"A heavy cruiser free to wander without routes", that's how a music magazine (Mucchio Selvaggio) described Blur a few years ago; a definition that came back to my mind while listening to this "Parklive," recorded at Hyde Park during their concert last summer on the occasion of the closing of the Olympics, available for download and order from the end of last August on the internet and from next December 4th available in stores as well.
Fresh off winning the Brit Awards 2012 with the lifetime achievement award for "outstanding contribution to music," the four launch into what will be one of the two best concerts of their history; the other being the one they did also at Hyde Park in 2009: both held more than twenty years after their debut, quite an interesting and curious fact.

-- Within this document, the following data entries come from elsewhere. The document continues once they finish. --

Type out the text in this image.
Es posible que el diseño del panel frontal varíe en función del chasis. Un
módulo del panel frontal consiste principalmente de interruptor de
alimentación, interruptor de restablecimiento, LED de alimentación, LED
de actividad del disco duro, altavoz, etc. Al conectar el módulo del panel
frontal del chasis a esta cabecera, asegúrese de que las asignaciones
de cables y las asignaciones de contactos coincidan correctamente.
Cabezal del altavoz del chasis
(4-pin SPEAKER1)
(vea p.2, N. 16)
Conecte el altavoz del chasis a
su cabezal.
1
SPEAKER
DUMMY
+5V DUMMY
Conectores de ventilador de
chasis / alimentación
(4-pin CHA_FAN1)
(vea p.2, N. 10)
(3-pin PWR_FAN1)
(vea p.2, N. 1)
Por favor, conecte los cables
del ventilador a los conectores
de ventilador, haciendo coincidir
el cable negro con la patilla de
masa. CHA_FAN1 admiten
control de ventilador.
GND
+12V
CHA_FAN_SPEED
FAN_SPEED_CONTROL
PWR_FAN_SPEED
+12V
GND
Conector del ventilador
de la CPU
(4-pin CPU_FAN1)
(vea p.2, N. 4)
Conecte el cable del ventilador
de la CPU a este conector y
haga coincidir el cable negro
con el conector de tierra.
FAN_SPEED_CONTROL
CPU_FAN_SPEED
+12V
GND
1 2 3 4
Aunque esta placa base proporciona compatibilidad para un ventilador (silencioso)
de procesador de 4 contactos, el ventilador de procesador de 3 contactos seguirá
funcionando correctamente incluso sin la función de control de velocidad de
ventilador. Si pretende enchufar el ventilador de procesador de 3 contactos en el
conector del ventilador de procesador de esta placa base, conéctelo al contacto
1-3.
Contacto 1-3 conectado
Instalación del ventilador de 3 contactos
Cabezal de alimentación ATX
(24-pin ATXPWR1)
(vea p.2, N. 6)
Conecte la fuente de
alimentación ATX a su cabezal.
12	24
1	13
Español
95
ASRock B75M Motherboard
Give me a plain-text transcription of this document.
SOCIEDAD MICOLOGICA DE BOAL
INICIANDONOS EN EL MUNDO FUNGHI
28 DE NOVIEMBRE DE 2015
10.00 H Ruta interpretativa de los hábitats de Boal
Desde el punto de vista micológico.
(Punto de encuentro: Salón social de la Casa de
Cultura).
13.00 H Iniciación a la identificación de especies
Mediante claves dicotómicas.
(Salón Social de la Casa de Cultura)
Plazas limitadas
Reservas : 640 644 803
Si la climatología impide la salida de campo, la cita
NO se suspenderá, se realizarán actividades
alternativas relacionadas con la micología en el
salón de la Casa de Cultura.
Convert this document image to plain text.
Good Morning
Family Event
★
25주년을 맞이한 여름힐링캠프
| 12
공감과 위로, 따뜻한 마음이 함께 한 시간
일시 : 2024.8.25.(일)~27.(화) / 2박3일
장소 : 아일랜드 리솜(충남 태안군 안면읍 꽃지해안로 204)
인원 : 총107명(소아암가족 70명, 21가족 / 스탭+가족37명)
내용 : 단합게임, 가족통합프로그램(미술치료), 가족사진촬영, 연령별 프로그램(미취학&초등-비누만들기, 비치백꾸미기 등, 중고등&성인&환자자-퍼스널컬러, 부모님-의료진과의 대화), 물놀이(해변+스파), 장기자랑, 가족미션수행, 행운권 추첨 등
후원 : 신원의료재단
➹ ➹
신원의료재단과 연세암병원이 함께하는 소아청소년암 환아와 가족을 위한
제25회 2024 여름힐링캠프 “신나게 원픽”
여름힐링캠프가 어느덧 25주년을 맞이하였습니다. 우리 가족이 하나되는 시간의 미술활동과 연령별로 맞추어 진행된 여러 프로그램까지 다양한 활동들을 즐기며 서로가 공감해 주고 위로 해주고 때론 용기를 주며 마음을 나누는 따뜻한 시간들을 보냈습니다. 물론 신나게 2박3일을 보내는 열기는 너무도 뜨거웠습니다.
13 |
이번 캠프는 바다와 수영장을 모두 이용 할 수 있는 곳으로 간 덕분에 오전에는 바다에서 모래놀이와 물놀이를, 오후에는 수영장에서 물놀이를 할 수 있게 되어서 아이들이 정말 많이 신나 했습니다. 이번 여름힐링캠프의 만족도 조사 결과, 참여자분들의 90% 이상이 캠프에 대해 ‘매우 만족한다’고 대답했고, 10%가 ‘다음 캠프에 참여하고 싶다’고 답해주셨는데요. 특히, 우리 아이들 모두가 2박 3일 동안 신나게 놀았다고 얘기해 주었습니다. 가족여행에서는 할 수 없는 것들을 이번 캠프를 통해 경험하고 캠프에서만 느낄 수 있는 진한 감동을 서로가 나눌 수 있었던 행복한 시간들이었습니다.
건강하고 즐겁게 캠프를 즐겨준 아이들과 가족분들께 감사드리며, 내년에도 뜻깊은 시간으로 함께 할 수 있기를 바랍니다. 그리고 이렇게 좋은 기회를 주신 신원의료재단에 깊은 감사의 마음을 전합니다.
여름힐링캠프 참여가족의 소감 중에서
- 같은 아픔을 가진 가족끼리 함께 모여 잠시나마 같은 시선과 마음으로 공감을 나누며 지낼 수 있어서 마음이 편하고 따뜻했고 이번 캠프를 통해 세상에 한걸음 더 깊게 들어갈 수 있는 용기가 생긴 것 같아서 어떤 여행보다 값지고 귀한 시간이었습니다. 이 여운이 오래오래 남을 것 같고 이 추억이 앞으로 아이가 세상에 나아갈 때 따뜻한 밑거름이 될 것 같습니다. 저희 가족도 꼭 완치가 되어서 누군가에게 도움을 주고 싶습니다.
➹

Now I won't sit here and list all the tracks they performed (I'll just tell you that, compared to the 2009 setlist, there were nice surprises, like the revival of the trips of "Caramel" and "Sing," the live version of their latest piece "Under The Westway," emotional and moving, perhaps even better than the studio version, and the instrumental and crazy "Intermission"), what I want to emphasize instead is that the band's 360-degree open-mindedness, "surprising in its style spinning and sound plantation flying over" (again Mucchio Selvaggio), can potentially take them anywhere: "Modern Life Is Rubbish"; "Parklife"; "Blur"; "13"; "Think Tank," are albums that not only have shown a evident, extraordinary evolution in their music, but also an enviable ability and freedom to move in very different musical spaces and this concert (and the previous one in 2009) is further proof of this, with Coxon increasingly unleashed, among jagged and hyper-distorted riffs, noise-like digressions in psychedelic empires with a noiserock and shoegaze imprint and refined and acoustic moments and an Albarn increasingly mature and deep in interpretation.
Will a new Blur record come out? Who knows, it's pointless to ask since even they don't know, but they certainly have earned the freedom to do whatever the hell they want, a fundamental element for producing great music.